**Activity 1.01: Investigating the Impact of Weather Conditions on Rides**
In this activity, you will investigate the impact of weather conditions and their relationship with the other weather-related columns (temp, atemp, hum, and windspeed), as well as their impact on the number of registered and casual rides. The following steps will help you to perform the analysis:

1. Import the initial hour data.
2. Create a new column in which weathersit is mapped to the four categorical values specified in Exercise 1.01, Preprocessing Temporal and Weather Features. (clear, cloudy, light_rain_snow, and heavy_rain_snow).
3. Define a Python function that accepts as input the hour data, a column name, and a weather condition, and then returns a seaborn regplot in which regression plots are produced between the provided column name and the registered and casual rides for the specified weather condition.
4. Produce a 4 x 4 plot in which each column represents a specific weather condition (clear, cloudy, light_rain_snow, and heavy_rain_snow), and each row of the specified four columns (temp, atemp, hum, and windspeed).

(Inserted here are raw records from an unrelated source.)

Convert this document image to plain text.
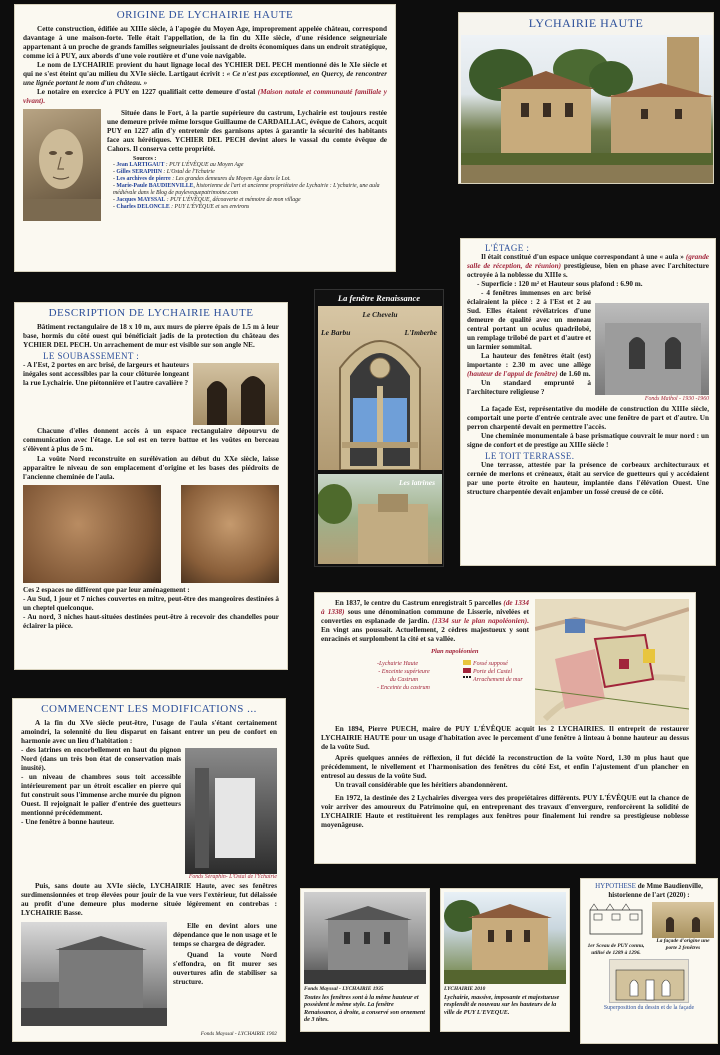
ORIGINE DE LYCHAIRIE HAUTE

Cette construction, édifiée au XIIIe siècle, à l'apogée du Moyen Age, improprement appelée château, correspond davantage à une maison-forte. Telle était l'appellation, de la fin du XIIe siècle, d'une résidence seigneuriale appartenant à un proche de grands familles seigneuriales jouissant de droits économiques dans un endroit stratégique, comme ici à PUY, aux abords d'une voie routière et d'une voie navigable.

Le nom de LYCHAIRIE provient du haut lignage local des YCHIER DEL PECH mentionné dès le XIe siècle et qui ne s'est éteint qu'au milieu du XVIe siècle. Lartigaut écrivit : « Ce n'est pas exceptionnel, en Quercy, de rencontrer une lignée portant le nom d'un château. »

Le notaire en exercice à PUY en 1227 qualifiait cette demeure d'ostal (Maison natale et communauté familiale y vivant).

Située dans le Fort, à la partie supérieure du castrum, Lychairie est toujours restée une demeure privée même lorsque Guillaume de CARDAILLAC, évêque de Cahors, acquit PUY en 1227 afin d'y entretenir des garnisons aptes à garantir la sécurité des habitants face aux hérétiques. YCHIER DEL PECH devint alors le vassal du comte évêque de Cahors. Il conserva cette propriété.

Sources :
- Jean LARTIGAUT : PUY L'ÉVÊQUE au Moyen Age
- Gilles SERAPHIN : L'Ostal de l'Ychairie
- Les archives de pierre : Les grandes demeures du Moyen Age dans le Lot.
- Marie-Paule BAUDIENVILLE, historienne de l'art et ancienne propriétaire de Lychairie : L'ychairie, une aula médiévale dans le Blog de puylevequepatrimoine.com
- Jacques MAYSSAL : PUY L'ÉVÊQUE, découverte et mémoire de mon village
- Charles DELONCLE : PUY L'ÉVÊQUE et ses environs
LYCHAIRIE HAUTE
DESCRIPTION DE LYCHAIRIE HAUTE

Bâtiment rectangulaire de 18 x 10 m, aux murs de pierre épais de 1.5 m à leur base, hormis du côté ouest qui bénéficiait jadis de la protection du château des YCHIER DEL PECH. Un arrachement de mur est visible sur son angle NE.

LE SOUBASSEMENT :

- A l'Est, 2 portes en arc brisé, de largeurs et hauteurs inégales sont accessibles par la cour clôturée longeant la rue Lychairie. Une piétonnière et l'autre cavalière ?

Chacune d'elles donnent accès à un espace rectangulaire dépourvu de communication avec l'étage. Le sol est en terre battue et les voûtes en berceau s'élèvent à plus de 5 m.

La voûte Nord reconstruite en surélévation au début du XXe siècle, laisse apparaître le niveau de son emplacement d'origine et les bases des piédroits de l'ancienne cheminée de l'aula.

Ces 2 espaces ne diffèrent que par leur aménagement :

- Au Sud, 1 jour et 7 niches couvertes en mitre, peut-être des mangeoires destinées à un cheptel quelconque.

- Au nord, 3 niches haut-situées destinées peut-être à recevoir des chandelles pour éclairer la pièce.

La fenêtre Renaissance
Le Chevelu
Le Barbu	L'Imberbe
Les latrines
L'ÉTAGE :

Il était constitué d'un espace unique correspondant à une « aula » (grande salle de réception, de réunion) prestigieuse, bien en phase avec l'architecture octroyée à la noblesse du XIIIe s.

- Superficie : 120 m² et Hauteur sous plafond : 6.90 m.

Fonds Maihol - 1930 -1960

- 4 fenêtres immenses en arc brisé éclairaient la pièce : 2 à l'Est et 2 au Sud. Elles étaient révélatrices d'une demeure de qualité avec un meneau central portant un oculus quadrilobé, un remplage trilobé de part et d'autre et un larmier sommital.

La hauteur des fenêtres était (est) importante : 2.30 m avec une allège (hauteur de l'appui de fenêtre) de 1.60 m.

Un standard emprunté à l'architecture religieuse ?

La façade Est, représentative du modèle de construction du XIIIe siècle, comportait une porte d'entrée centrale avec une fenêtre de part et d'autre. Un perron charpenté devait en permettre l'accès.

Une cheminée monumentale à base prismatique couvrait le mur nord : un signe de confort et de prestige au XIIIe siècle !

LE TOIT TERRASSE.

Une terrasse, attestée par la présence de corbeaux architecturaux et cernée de merlons et créneaux, était au service de guetteurs qui y accédaient par une porte étroite en hauteur, implantée dans l'élévation Ouest. Une structure charpentée devait enjamber un fossé creusé de ce côté.

En 1837, le centre du Castrum enregistrait 5 parcelles (de 1334 à 1338) sous une dénomination commune de Lisserie, nivelées et converties en esplanade de jardin. (1334 sur le plan napoléonien). En vingt ans poussait. Actuellement, 2 cèdres majestueux y sont enracinés et surplombent la cité et sa vallée.

Plan napoléonien
-Lychairie Haute
- Enceinte supérieure du Castrum
- Enceinte du castrum
Fossé supposé
Porte del Castel
Arrachement de mur

En 1894, Pierre PUECH, maire de PUY L'ÉVÊQUE acquit les 2 LYCHAIRIES. Il entreprit de restaurer LYCHAIRIE HAUTE pour un usage d'habitation avec le percement d'une fenêtre à linteau à bonne hauteur au dessus de la voûte Sud.

Après quelques années de réflexion, il fut décidé la reconstruction de la voûte Nord, 1.30 m plus haut que précédemment, le nivellement et l'harmonisation des fenêtres du côté Est, et enfin l'ajustement d'un plancher en entresol au dessus de la voûte Sud.

Un travail considérable que les héritiers abandonnèrent.

En 1972, la destinée des 2 Lychairies divergea vers des propriétaires différents. PUY L'ÉVÊQUE eut la chance de voir arriver des amoureux du Patrimoine qui, en entreprenant des travaux d'envergure, renforcèrent la solidité de LYCHAIRIE Haute et restituèrent les remplages aux fenêtres pour finalement lui rendre sa prestigieuse noblesse moyenâgeuse.

COMMENCENT LES MODIFICATIONS ...

A la fin du XVe siècle peut-être, l'usage de l'aula s'étant certainement amoindri, la solennité du lieu disparut en faisant entrer un peu de confort en harmonie avec un lieu d'habitation :

- des latrines en encorbellement en haut du pignon Nord (dans un très bon état de conservation mais inusité).

- un niveau de chambres sous toit accessible intérieurement par un étroit escalier en pierre qui fut construit sous l'immense arche murée du pignon Ouest. Il rejoignait le palier d'entrée des guetteurs mentionné précédemment.

- Une fenêtre à bonne hauteur.

Fonds Séraphin- L'Ostal de l'Ychairie

Puis, sans doute au XVIe siècle, LYCHAIRIE Haute, avec ses fenêtres surdimensionnées et trop élevées pour jouir de la vue vers l'extérieur, fut délaissée au profit d'une demeure plus moderne située légèrement en contrebas : LYCHAIRIE Basse.

Elle en devint alors une dépendance que le non usage et le temps se chargea de dégrader.

Quand la voute Nord s'effondra, on fit murer ses ouvertures afin de stabiliser sa structure.

Fonds Mayssal - LYCHAIRIE 1902
Fonds Mayssal - LYCHAIRIE 1935
Toutes les fenêtres sont à la même hauteur et possèdent le même style. La fenêtre Renaissance, à droite, a conservé son ornement de 3 têtes.
LYCHAIRIE 2010
Lychairie, massive, imposante et majestueuse resplendit de nouveau sur les hauteurs de la ville de PUY L'EVEQUE.
HYPOTHESE de Mme Baudienville,
historienne de l'art (2020) :
1er Sceau de PUY connu, utilisé de 1289 à 1296.
La façade d'origine une porte 2 fenêtres
Superposition du dessin et de la façade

A useful function for producing the plot might be the matplotlib.pyplot.subplot() function.
5. Define a second function that accepts the hour data, a column name, and a specific weather condition as an input, and then prints the Pearson's correlation and p-value between the registered and casual rides and the provided column for the specified weather condition (once when the correlation is computed between the registered rides and the specified column and once between the casual rides and the specified column).
6. Iterating over the four columns (temp, atemp, hum, and windspeed) and four weather conditions (clear, cloudy, light_rain_snow, and heavy_rain_snow), print the correlation for each column and each weather condition by using the function defined in Step 5.

Note

For more information on the matplotlib.pyplot.subplot() function, refer to https://pythonspot.com/matplotlib-subplot/.

THE SOLUTION IS BELOW.  PLEASE ATTEMPT WITHOUT LOOKING AT THE SOLUTION.

In [None]:
# import libraries
import pandas as pd
import matplotlib.pyplot as plt
import seaborn as sns
from scipy.stats import pearsonr

%matplotlib inline

In [None]:
# load hourly data
data = pd.read_csv('../data/hour.csv')

In [None]:
# create new column by encoding the weathersit one
weather_mapping = {1: 'clear', 2: 'cloudy', \
                   3: 'light_rain_snow', 4: 'heavy_rain_snow'}
data['weather'] = data['weathersit']\
    .apply(lambda x: weather_mapping[x])

In [None]:
# define a function for creating a regression plot for a specified weather condition
def create_regression_plot(data, col, weather_cond):
    # extract data for the specific weather condition
    plot_data = data[data['weather'] == weather_cond]

    # create regplot for registered users
    ax = sns.regplot(x=col, y="registered", data=plot_data, \
                     scatter_kws={"alpha":0.05})
    
    # create regplot for casual users
    ax = sns.regplot(x=col, y="casual", data=plot_data, \
                     scatter_kws={"alpha":0.05})
    ax.set_xlabel("")
    ax.set_ylabel("")
    ax.set_title(f"{col} | {weather_cond}")
    return ax

In [None]:
# create 4 by 4 regplots with columns and weather conditions
weather_conditions = data.weather.unique()
columns = ["temp", "atemp", "hum", "windspeed"]

plt.figure(figsize=(20,30))
for col_index, col in enumerate(columns):
    for row_index, weather_cond in enumerate(weather_conditions):
        plot_number = row_index + col_index*4 + 1
        plt.subplot(4,4,plot_number)
        create_regression_plot(data, col, weather_cond)

In [None]:
# create function for computing pearson correlation
def print_correlations(data, col, weather_cond):
    # extract data for the specific weather condition
    corr_data = data[data['weather'] == weather_cond]
    
    # compute pearson correlation between col and registered rides
    pearson_corr_r = pearsonr(corr_data[col], corr_data["registered"])
    
    # compute pearson correlation between col and registered rides
    pearson_corr_c = pearsonr(corr_data[col], corr_data["casual"])
    
    # print correlations
    print(f"Pearson correlation (registered, {col}): corr={pearson_corr_r[0]:.03f}, pval={pearson_corr_r[1]:.03f}")
    print(f"Pearson correlation (casual, {col}): corr={pearson_corr_c[0]:.03f}, pval={pearson_corr_c[1]:.03f}")


In [None]:
# print correlations for temp, atemp, hum and windspeed columns 
# with registered and casual rides
weather_conditions = data.weather.unique()
columns = ["temp", "atemp", "hum", "windspeed"]

for col in columns:
    for weather_cond in weather_conditions:
        print_correlations(data, col, weather_cond)